Serena’nın nutku tutulmuştu. Trol casusları tarafından saldırıya uğrayacağını düşünmemişti. Ama Dudian’ın söylediklerinin mantıklı olduğunu düşündü.
“Şu anki durumuna dikkat et. Seni öldürmek benim için çok kolay. En iyisi gerçeği söylemek.” Dudian sabrını kaybetti.
Serena başını salladı: “Kimliğinizi kanıtlayamam.”

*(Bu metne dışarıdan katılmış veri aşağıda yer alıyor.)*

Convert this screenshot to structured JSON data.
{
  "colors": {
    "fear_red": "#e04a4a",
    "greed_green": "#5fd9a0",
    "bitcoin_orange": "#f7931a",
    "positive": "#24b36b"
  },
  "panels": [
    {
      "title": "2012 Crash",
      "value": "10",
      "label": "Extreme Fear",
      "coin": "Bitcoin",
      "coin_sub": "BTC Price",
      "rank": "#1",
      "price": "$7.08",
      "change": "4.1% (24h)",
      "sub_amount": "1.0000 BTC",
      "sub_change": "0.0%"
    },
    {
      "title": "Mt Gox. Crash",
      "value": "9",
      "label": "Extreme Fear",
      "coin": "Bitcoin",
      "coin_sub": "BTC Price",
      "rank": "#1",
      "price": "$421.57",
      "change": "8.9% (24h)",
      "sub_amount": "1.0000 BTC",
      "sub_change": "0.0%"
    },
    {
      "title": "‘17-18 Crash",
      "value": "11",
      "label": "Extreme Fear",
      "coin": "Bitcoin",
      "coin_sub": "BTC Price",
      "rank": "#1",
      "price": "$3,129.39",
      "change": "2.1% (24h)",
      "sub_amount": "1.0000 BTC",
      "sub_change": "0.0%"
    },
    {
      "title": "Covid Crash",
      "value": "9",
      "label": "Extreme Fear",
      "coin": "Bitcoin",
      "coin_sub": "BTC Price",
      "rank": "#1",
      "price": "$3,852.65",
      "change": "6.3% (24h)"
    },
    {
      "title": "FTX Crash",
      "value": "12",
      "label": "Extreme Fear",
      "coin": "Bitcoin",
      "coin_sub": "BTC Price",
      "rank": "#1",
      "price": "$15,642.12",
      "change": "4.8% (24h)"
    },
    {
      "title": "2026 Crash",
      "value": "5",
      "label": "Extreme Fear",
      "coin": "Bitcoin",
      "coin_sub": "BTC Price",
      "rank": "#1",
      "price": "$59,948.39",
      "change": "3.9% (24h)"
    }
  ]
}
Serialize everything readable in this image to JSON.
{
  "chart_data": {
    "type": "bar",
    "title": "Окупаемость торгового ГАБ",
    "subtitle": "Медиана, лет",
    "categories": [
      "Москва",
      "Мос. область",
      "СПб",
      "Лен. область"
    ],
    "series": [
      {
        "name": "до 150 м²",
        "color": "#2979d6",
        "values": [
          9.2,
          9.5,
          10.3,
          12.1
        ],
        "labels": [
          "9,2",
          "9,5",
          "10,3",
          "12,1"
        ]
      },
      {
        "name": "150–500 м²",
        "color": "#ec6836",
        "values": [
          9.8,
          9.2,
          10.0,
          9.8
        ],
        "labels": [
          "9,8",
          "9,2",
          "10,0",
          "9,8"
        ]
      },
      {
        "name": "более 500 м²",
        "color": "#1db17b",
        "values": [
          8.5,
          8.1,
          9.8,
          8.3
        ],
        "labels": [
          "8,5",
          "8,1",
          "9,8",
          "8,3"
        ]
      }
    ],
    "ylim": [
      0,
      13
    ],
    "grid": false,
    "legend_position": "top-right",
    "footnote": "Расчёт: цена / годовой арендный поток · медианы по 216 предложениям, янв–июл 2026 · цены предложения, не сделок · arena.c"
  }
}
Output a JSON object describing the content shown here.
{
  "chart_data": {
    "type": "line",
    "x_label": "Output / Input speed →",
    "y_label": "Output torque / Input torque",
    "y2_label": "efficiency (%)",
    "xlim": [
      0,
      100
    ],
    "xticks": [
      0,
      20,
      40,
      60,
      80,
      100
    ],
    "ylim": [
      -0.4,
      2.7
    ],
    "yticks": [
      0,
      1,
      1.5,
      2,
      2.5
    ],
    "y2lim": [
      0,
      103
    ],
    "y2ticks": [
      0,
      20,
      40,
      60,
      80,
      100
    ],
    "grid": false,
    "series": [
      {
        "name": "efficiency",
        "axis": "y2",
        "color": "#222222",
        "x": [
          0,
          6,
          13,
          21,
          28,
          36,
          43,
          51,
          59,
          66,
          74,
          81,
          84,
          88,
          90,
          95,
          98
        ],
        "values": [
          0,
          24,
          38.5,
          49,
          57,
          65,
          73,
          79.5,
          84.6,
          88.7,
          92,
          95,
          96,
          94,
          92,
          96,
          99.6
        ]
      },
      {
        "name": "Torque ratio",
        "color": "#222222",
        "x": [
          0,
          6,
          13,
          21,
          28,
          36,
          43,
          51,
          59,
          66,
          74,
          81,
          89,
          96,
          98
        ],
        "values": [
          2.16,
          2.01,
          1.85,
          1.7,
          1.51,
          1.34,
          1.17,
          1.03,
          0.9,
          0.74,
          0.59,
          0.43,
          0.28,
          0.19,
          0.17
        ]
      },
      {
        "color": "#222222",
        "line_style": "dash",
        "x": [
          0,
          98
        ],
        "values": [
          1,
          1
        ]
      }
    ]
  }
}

“Aptal!”Dudian iki kelime tükürdü.
On dakika sonra, boğuk çığlıklar yankılandı. Serena ormanda bağlıydı. Vücudu yara izleriyle kaplıydı. Yanıklar ve kesikler vardı. Omurgası kanla kaplıydı, kanlı bir çukur vardı. Sihirli işaretlerini gömdüğü yer orasıydı ama artık yoktu. Sihirli işaretler yırtılmıştı. Zamanında tedavi edilmezse öleceği neredeyse kesindi.
Çevredeki karanlıkta kızıl gözler yavaşça belirdi. Pis kokuyu alan canavarlar ve zehirli yılanlar yavaşça yaklaştı. Bilinci zayıf olan Serena bu sahneyi görünce gözleri daha da çaresizleşti. İntihar etmek istedi ama yapamadı.
Whoosh!
Ormanın kenarında, karanlığın içinden bir figür fırladı ve ilerlemeye devam etti.